DUNEDIN, FL - MARCH 8: Outfielder Brett Gardner #11 of the New York Yankees runs to first base against the Toronto Blue Jays March 8, 2012 at Florida Auto Exchange Stadium in Dunedin, Florida. (Photo by Al Messerschmidt/Getty Images)

Throughout his career, Brett Gardner has carried around a label that described him as a left-handed slap hitter who will provide exceptional defense. Gardner could hit like a replacement level scrub and still be an above average Major League player because his defense is generationally good: 3.2 dWAR, 25.8 UZR in 2011. Let that sink in for a moment.

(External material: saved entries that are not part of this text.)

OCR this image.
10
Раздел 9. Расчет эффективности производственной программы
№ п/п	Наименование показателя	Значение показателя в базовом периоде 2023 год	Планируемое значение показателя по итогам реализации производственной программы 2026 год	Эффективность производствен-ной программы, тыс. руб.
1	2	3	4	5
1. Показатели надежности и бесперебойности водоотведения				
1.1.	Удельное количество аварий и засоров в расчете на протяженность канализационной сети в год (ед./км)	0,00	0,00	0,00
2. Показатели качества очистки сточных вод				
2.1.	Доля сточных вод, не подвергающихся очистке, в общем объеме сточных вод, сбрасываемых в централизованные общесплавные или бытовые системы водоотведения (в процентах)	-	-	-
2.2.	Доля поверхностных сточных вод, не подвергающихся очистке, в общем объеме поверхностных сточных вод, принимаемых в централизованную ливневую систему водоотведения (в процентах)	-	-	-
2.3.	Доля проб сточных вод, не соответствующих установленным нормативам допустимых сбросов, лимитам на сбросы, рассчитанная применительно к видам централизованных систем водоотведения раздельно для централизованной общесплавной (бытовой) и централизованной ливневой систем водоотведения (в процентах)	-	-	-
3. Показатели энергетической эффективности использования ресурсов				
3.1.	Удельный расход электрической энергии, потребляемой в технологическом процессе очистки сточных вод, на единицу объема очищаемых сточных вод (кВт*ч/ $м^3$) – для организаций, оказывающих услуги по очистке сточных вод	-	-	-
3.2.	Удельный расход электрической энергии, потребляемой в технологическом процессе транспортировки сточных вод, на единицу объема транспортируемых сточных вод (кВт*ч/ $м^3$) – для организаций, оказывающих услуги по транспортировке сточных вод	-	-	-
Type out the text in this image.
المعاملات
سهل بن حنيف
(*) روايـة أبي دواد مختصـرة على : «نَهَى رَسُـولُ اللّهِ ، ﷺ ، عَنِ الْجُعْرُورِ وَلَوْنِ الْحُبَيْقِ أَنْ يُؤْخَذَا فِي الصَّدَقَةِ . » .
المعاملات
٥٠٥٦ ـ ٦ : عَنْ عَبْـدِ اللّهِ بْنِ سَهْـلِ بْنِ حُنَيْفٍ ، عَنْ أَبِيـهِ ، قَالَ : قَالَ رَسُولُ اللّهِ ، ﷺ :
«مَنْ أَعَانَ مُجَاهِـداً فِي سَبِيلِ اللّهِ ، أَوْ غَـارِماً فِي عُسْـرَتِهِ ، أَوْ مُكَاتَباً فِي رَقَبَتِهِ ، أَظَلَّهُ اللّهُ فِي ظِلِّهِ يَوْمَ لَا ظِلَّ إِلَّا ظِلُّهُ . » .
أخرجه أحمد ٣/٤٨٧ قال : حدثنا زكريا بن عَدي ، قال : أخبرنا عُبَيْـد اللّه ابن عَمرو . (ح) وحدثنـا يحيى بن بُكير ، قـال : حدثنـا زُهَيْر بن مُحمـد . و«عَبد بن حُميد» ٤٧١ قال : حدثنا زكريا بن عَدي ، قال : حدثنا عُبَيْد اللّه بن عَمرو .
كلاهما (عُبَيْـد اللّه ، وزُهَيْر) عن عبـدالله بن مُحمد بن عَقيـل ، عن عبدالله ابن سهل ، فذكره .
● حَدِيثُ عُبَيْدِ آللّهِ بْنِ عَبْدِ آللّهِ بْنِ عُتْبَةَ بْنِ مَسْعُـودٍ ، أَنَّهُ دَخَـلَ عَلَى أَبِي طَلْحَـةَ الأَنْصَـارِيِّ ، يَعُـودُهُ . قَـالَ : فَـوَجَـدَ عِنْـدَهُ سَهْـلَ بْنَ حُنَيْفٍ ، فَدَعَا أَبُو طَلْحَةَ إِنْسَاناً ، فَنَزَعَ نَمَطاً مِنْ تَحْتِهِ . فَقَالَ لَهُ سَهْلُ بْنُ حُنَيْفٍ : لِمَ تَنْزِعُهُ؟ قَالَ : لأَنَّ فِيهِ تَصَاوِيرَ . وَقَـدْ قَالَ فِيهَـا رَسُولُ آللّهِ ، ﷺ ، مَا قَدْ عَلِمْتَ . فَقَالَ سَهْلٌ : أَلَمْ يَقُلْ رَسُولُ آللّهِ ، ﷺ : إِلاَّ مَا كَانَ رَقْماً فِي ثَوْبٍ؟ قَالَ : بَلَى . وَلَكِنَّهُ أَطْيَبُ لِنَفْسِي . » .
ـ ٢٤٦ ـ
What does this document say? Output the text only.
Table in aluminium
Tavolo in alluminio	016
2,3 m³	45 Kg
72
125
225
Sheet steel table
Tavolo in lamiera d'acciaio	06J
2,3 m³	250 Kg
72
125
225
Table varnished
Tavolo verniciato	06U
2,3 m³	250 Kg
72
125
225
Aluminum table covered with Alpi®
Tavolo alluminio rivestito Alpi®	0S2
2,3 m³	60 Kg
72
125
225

Because everything he does with his glove is so incredible, everything that he provides with his bat is just gravy on top. And since it seems like I haven't heard Gardner's name very often this offseason, I thought I'd take a look at his offense.

Upon his arrival in 2008, Gardner seemed overmatched and overwhelmed while facing Major League pitching, as he hit just .228/.283/.299 over 141 plate appearances. His line drive percentage (LD%) was just 17%, and for a player whose game revolved around speed, his fly ball percentage (FB%) was far too high at 35.1%. This is significant because flyballs fall in for hits far less often than line drives and ground balls do, and more ground balls means Gardner has more opportunities for infield hits. He also walked just 5.7% of the time and struck out at a 21.3% clip.

In 2009, Gardner improved his triple slash line to .270/.345/.379, which included a very average 99 wRC+. Looking deeper, however, shows that Gardner walked more, at 9.2%, struck out less, at 14.1%, showed more power, and improved his LD% to 18.1%. His GB% increased to 49% and his FB% decreased to 32.8%, good for a 1.49 GB/FB ratio.

In 2010, Gardner blossomed during his first opportunity as a full-time starter, hitting .277/.383/.379, which included 47 stolen bases and a 120 wRC+. His power output remained steady with an ISO just over .100, while again improving his LD% to 18.6% and, again, increasing his GB% to 53.4% while watching his FB% decrease to 27.9%. He also walked a career high 13.9% of the time. Gardner had found a system that worked very well - walk a lot, hit line drives and grounders in order to maximize his speed, avoid fly balls, and steal bases. A 6.1 WAR season proved that this was a great way to maximize his skill-set.

2011 was a bit of a different story for Gardner, as he seemed to regress for the first time. He hit .259/.345/.369, including a 103 wRC+. He didn't walk as much, as his BB% dropped from 13.9% to 10.2%, and for the first time of his short career, his GB% dropped from the season prior and his FB% increased from the year before. However, the drops in his GB and FB percentages were not too significant, as his GB/FB ratio slipped from 1.91 to 1.85. On the other hand, Gardner showed the highest LD% of his career at 19.4%. So why the drop in production?

The biggest difference between 2011 and 2010 for Gardner was that his infield flyball percentage more than doubled, increasing from 8.8% to 19.6%. This would seem to explain why his BABIP dropped from .340 in 2010 to .303 in 2011, a low number when considering that Gardner is really fast and hit a lot of line drives and grounders.

If Gardner can get back to not popping out while walking more and continuing the trend of an increasing LD% with a high GB/FB ratio, we could see Gardner have a year even better than his 2010. When combined with, arguably, the best defense in the sport, we'd be looking at one hell of a year.

All statistics from fangraphs.com and baseball-reference.com.